7.523 Honorer di NTB Terancam Diberhentikan
Mataram (NTBSatu) – Sebanyak 7.523 honorer yang ada di NTB terancam diberhentikan. Ribuan honorer ini merupakan Non-Aparatur Sipil Negara (ASN) non-database Badan Kepegawaian Negara (BKN). Sehingga, tidak dapat pemerintah daerah usulkan menjadi Pegawai Pemerintah dengan Perjanjian Kerja (PPPK) Paruh Waktu.
Kepala Dinas Kominfotik NTB, Yusron Hadi mengatakan, ribuan honorer tersebut merupakan mereka yang sebelumnya tidak lolos seleksi CPNS maupun PPPK, juga tidak bisa pemerintah usulkan menjadi PPPK Paruh Waktu.
Secara keseluruhan, jumlah honorer yang terancam Pemutusan Hubungan Kerja (PHK) sebanyak 7.523. Tersebar di Kabupaten Lombok Timur 1.692 orang, Kabupaten Lombok Barat 1.632 orang, Pemprov NTB sebanyak 518 orang.
“Kemudian ada juga dari Kabupaten Bima, KSB, Lombok Tengah, juga Kota Mataram. Saudara kita tersebut berharap ada kebijakan lahir dari pemerintah yang berpihak kepada mereka,” kata Yusron, Selasa, 2 Desember 2025.
Yusron menjelaskan, sedari tahun 2024 lalu, pemerintah terus melakukan percepatan penataan kepegawaian. Baik di lingkungan Pemerintah Pusat maupun Pemerintah Daerah.
Dalam hal penataan kepegawaian, pemerintah sudah mengeluarkan berbagai kebijakan. Mulai dari seleksi CPNS, perekrutan PPPK Penuh Waktu, hingga penerimaan PPPK Paruh Waktu.
“Proses penerimaan CPNS 2024 dan PPPK Penuh Waktu sudah selesai, tinggal sekarang berproses PPPK Paruh Waktu. Di luar itu semua, masih tenaga honorer yang belum termasuk dalam dua skema tersebut yang belum bisa diusulkan ke Pemerintah Pusat karena terkendala aturan yang dikeluarkan KemenpanRB,” jelasnya.
Kebijakan Kepegawaian Terpusat
Sesuai aturannya, lanjut Yusron, semua urusan kepegawaian memang terpusat. Pemerintah Pusat melalui kebijakan-kebijakannya mengendalikan semua urusan pegawai pemerintah, termasuk yang ada di daerah.
“Kebijakan one system single policy oleh pemerintah. Sehingga segala kebijakan kepegawaian negeri, termasuk kita di daerah kiblatnya ke sana,” ujarnya.
“Ada garis demarkasi tegas dari kebijakan Pemerintah Pusat dalam penataan pegawai saat ini, bila itu kita langgar bukan tidak mungkin bisa menimbulkan konsekuensi hukum, yang pastinya tidak sama-sama kita kehendaki,” lanjutnya.

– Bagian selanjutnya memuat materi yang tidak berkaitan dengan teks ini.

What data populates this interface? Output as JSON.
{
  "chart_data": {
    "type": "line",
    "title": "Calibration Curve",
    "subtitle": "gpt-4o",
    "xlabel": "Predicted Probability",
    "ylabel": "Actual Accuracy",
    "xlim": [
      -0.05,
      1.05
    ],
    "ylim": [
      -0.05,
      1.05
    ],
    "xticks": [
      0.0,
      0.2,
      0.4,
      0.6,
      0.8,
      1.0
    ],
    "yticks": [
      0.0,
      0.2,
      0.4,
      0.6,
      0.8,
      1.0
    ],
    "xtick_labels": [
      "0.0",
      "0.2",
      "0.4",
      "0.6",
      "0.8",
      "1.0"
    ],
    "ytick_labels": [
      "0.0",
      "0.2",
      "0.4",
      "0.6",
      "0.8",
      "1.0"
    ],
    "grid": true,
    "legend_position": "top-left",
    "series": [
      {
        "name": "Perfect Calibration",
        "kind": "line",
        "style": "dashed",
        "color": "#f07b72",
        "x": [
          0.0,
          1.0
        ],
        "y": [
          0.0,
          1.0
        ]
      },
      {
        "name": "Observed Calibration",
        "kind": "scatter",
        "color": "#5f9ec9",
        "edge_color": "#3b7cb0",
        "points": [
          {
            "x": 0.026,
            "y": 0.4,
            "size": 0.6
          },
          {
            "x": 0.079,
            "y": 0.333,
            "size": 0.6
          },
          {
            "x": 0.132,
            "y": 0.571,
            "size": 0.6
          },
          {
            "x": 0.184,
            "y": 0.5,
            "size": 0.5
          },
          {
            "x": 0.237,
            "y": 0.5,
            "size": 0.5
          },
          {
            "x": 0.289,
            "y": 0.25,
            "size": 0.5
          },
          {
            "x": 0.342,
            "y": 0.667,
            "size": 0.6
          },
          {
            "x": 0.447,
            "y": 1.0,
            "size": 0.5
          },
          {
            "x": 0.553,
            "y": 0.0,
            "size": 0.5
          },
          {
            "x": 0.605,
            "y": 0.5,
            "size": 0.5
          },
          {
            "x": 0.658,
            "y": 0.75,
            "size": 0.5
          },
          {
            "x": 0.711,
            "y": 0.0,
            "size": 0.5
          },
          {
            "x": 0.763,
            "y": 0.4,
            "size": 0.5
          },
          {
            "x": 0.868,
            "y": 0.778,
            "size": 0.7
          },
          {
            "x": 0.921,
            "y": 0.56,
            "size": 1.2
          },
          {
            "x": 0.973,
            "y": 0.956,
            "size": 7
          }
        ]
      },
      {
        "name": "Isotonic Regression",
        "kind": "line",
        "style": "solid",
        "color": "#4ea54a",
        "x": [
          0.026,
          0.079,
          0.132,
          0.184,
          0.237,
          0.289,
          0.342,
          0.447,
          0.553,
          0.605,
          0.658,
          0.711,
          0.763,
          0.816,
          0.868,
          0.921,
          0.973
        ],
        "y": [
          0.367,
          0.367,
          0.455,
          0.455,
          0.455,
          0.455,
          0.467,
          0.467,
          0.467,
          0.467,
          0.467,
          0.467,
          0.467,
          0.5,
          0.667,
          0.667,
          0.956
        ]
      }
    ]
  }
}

Pemprov NTB, lanjut Yusron, telah berupaya mencari solusi atas persoalan ini. Bahkan, sudah bersurat ke Pemerintah Pusat. Juga, bertemu langsung dengan pejabat KemenpanRB dan BKN.

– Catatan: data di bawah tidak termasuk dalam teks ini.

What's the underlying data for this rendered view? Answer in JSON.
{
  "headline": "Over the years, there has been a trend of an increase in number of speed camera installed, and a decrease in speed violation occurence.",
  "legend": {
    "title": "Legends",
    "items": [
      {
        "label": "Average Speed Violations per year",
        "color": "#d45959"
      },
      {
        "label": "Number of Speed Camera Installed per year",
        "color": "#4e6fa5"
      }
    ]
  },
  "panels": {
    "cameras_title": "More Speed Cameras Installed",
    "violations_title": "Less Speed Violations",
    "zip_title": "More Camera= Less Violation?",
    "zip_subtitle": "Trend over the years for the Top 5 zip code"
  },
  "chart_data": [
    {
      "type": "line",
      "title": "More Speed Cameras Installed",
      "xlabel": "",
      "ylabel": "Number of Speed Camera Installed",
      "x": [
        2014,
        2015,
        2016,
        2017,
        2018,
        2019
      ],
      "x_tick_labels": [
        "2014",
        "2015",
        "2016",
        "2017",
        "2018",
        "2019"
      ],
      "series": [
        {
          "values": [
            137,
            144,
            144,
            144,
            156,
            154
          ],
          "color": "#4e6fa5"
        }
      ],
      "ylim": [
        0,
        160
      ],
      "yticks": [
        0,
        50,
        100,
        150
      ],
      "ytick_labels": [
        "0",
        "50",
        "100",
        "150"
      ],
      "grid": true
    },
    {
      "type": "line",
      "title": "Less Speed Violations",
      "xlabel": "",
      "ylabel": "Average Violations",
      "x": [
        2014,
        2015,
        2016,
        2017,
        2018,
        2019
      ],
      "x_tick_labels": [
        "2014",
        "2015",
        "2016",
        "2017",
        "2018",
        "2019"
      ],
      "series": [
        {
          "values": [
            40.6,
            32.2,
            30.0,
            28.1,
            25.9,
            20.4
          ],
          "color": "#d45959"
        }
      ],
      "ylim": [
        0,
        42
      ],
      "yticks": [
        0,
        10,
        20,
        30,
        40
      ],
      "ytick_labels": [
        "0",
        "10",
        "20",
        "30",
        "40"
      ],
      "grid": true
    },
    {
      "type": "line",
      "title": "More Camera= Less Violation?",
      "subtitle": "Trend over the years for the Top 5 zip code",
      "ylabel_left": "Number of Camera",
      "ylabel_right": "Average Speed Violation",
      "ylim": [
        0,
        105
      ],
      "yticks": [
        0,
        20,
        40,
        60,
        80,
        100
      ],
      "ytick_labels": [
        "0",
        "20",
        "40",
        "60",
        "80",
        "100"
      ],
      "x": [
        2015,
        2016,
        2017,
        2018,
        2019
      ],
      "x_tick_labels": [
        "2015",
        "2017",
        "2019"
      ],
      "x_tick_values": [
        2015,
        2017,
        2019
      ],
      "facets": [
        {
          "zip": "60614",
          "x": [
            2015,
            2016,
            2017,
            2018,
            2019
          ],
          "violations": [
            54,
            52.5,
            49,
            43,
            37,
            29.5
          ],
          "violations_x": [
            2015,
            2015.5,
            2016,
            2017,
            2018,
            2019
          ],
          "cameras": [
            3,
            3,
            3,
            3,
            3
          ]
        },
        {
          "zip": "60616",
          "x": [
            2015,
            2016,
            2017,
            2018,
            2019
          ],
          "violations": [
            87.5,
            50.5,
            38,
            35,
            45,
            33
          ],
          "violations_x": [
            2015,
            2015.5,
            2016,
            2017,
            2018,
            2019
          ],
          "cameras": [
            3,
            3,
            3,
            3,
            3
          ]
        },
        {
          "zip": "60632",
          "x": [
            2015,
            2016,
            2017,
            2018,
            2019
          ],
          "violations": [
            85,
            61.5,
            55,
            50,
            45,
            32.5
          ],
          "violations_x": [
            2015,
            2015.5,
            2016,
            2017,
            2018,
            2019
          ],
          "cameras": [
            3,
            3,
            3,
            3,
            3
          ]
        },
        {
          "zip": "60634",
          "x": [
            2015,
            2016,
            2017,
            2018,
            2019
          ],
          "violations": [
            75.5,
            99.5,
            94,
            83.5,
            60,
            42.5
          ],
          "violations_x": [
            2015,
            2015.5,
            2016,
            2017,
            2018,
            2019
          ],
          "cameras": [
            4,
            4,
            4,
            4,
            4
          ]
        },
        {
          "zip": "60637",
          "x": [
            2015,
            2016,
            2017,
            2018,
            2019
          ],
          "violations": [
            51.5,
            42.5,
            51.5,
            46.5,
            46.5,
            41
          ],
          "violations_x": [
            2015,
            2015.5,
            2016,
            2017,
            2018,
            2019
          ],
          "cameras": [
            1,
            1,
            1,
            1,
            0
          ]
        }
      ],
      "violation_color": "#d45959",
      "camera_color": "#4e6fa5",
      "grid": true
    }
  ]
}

“Pemprov juga melakukan audiensi atau pertemuan dengan DPR RI bersama legislatif daerah untuk menyuarakan persoalan yang sama,” ujarnya.

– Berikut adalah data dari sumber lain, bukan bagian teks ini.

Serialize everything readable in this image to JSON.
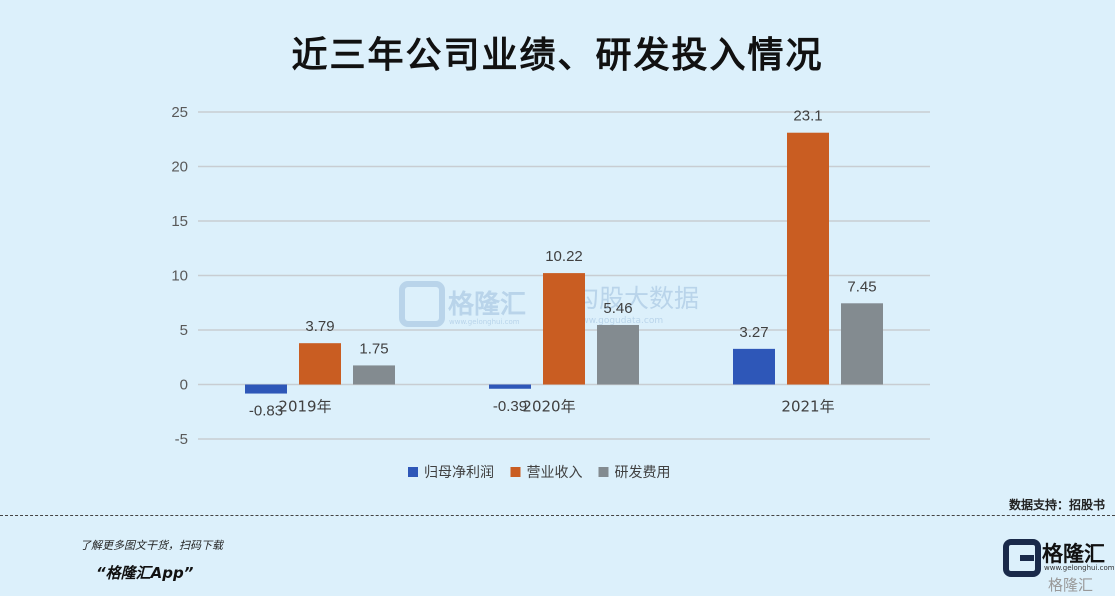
{
  "title": "近三年公司业绩、研发投入情况",
  "source": "数据支持：招股书",
  "promo_text": "了解更多图文干货，扫码下载",
  "app_name": "“格隆汇App”",
  "watermark": {
    "brand": "格隆汇",
    "brand_url": "www.gelonghui.com",
    "data_brand": "勾股大数据",
    "data_url": "www.gogudata.com"
  },
  "logo": {
    "name": "格隆汇",
    "url": "www.gelonghui.com",
    "sub": "格隆汇"
  },
  "colors": {
    "background": "#dcf0fb",
    "grid": "#c8cdd2"
  },
  "chart_data": {
    "type": "bar",
    "categories": [
      "2019年",
      "2020年",
      "2021年"
    ],
    "series": [
      {
        "name": "归母净利润",
        "color": "#2e57b8",
        "values": [
          -0.83,
          -0.39,
          3.27
        ]
      },
      {
        "name": "营业收入",
        "color": "#c95d22",
        "values": [
          3.79,
          10.22,
          23.1
        ]
      },
      {
        "name": "研发费用",
        "color": "#838b90",
        "values": [
          1.75,
          5.46,
          7.45
        ]
      }
    ],
    "data_labels": [
      [
        "-0.83",
        "-0.39",
        "3.27"
      ],
      [
        "3.79",
        "10.22",
        "23.1"
      ],
      [
        "1.75",
        "5.46",
        "7.45"
      ]
    ],
    "ylim": [
      -5,
      25
    ],
    "yticks": [
      25,
      20,
      15,
      10,
      5,
      0,
      -5
    ],
    "grid": true,
    "legend": "bottom-center",
    "xlabel": "",
    "ylabel": ""
  }
}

Persoalan ini, kata Yusron, bukan hanya di NTB saja. Daerah-daerah lain juga merasakan hal yang sama.
“Melalui surat KemenpanRB pada 25 November 2025 tentang penyelesaian penataan pegawai non-ASN, kita diingatkan kembali batasan-batasan yang dapat diangkat menjadi pegawai non-ASN. Daerah memedomaninya,” jelasnya.
Harap Ada Kebijakan Baru
Yusron tak menampik, dalam surat tersebut terdapat ruang yang memungkinkan lahirnya kebijakan internal daerah. Namun, membijaksanai 518 orang secara internal tersebut akan berhadapan dengan hal adminsitrasi kepegawaian yang kementerian persyaratkan.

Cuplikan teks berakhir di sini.